The shop owners themselves voluntarily agree to let plainclothes officers into their establishments, and must sign a contract with the West New York Police Department. Thus far, according to Monti, not one owner has refused.

The targeted shops are located throughout the town, concentrated on Hudson, Broadway, Bergenline, and Park avenues, Indri said. Officers are assigned randomly on different nights during the week. This prevents people from anticipating where they might be at any given time, with a farther-reaching “big brother” effect, Indri explained.

“The Cops in Shops program is a great deterrent,” Officer Hector Rodriguez said.
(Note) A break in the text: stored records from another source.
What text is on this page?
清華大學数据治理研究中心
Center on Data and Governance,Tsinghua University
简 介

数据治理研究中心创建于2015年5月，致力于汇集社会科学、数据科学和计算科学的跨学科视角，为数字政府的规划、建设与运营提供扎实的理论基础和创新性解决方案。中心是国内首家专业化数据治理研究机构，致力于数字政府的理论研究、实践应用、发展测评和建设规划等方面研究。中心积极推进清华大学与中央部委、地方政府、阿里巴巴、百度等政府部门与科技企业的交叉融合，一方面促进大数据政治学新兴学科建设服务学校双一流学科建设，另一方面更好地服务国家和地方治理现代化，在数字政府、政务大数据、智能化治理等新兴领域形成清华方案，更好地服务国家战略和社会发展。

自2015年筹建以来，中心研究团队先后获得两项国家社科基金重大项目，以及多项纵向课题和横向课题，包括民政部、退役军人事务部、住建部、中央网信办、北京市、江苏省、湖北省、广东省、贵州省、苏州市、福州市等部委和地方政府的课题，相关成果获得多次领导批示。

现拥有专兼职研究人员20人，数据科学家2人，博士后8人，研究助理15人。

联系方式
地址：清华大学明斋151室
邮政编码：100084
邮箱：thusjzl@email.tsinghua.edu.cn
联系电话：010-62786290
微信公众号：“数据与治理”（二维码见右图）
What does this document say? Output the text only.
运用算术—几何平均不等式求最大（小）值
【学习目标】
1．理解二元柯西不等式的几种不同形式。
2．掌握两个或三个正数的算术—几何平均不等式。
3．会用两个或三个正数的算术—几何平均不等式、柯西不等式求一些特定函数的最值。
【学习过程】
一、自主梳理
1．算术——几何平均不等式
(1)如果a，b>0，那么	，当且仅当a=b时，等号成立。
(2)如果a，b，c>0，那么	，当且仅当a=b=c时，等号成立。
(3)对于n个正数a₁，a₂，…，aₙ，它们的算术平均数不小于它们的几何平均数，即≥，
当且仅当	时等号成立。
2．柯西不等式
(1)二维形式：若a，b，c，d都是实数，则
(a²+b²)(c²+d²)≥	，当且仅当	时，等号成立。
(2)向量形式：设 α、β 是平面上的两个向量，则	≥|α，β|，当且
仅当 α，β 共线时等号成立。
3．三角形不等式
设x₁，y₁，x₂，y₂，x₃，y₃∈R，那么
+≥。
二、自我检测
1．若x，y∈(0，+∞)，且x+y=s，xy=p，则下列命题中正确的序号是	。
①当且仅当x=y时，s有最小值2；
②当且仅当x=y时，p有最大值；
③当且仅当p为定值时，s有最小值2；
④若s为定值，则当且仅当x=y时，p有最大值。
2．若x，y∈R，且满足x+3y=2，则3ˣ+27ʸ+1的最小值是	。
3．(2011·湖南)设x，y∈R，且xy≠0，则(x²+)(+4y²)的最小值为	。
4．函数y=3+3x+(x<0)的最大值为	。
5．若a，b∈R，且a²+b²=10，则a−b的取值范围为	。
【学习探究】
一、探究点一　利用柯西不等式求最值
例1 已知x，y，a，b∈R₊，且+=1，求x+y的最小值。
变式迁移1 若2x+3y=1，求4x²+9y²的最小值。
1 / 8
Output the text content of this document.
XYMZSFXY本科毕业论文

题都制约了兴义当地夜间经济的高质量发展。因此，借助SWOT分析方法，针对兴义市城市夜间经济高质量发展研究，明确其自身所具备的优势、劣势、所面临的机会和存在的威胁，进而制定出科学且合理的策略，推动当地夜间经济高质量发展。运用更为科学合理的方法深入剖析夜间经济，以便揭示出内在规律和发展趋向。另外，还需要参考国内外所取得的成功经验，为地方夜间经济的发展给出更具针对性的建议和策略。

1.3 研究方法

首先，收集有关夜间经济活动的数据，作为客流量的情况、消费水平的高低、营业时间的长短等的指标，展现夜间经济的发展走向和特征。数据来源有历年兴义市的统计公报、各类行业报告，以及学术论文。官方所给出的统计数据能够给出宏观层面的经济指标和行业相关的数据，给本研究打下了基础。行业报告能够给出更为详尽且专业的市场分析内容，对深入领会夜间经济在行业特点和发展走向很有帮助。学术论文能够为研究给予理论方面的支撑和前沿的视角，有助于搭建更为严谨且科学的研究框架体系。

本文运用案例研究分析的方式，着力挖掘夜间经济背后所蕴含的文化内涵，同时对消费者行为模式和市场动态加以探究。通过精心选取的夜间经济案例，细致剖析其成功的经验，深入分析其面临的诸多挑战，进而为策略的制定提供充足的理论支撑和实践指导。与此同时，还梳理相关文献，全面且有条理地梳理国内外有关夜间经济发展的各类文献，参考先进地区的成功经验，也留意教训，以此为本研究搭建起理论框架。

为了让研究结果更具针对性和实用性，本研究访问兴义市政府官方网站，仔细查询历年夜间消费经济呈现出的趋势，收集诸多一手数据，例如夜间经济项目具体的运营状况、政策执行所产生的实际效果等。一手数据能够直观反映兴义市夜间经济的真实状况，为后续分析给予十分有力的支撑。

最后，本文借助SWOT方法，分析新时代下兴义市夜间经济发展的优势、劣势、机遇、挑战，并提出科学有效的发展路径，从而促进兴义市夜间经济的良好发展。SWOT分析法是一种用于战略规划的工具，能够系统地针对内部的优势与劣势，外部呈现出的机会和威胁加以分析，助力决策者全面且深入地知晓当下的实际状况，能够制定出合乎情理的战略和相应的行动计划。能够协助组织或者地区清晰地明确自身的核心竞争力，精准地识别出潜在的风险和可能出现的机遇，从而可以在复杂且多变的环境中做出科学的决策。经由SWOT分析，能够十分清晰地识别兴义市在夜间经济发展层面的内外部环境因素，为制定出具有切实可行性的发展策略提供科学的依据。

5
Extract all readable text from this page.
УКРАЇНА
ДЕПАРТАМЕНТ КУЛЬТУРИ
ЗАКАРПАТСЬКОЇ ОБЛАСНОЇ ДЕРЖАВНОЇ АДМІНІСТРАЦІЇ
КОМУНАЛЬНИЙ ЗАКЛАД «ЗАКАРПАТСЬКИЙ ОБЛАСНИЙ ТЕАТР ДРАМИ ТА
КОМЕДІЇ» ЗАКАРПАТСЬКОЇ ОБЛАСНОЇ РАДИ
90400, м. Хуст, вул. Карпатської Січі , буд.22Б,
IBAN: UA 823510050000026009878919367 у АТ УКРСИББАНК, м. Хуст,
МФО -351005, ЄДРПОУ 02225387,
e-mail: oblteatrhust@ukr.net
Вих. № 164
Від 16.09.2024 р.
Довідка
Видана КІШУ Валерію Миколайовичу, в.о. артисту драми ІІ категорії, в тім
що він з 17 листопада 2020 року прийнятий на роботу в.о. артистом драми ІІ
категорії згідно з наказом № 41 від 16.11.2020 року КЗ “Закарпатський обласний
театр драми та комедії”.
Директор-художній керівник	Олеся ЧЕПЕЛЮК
He has worked one shift since its January inception.

“It’s also a really nice way to give our guys a little extra in economically tough times,” Indri added.

The bigger picture

Cops in Shops is one effort in conjunction with several others the town has set in motion to keep their children safe. Roque and the Board of Commissioners passed an ordinance in January that allows police to write a citation and fine the owners of private residences who allow underage drinking in their homes.

Indri plans to one day install surveillance cameras around the town to monitor raucous behavior related to alcohol consumption. “There’s a lot of things we want to do,” Indri said. “We’ve really been able to work with together across departments, and it’s become infectious in this town to work together to ensure the safety of all of our residents.”

Funding for Cops in Shops is provided through a federal grant from the Office of Juvenile Justice and Delinquency Prevention to the State Division of Alcoholic Beverage Control.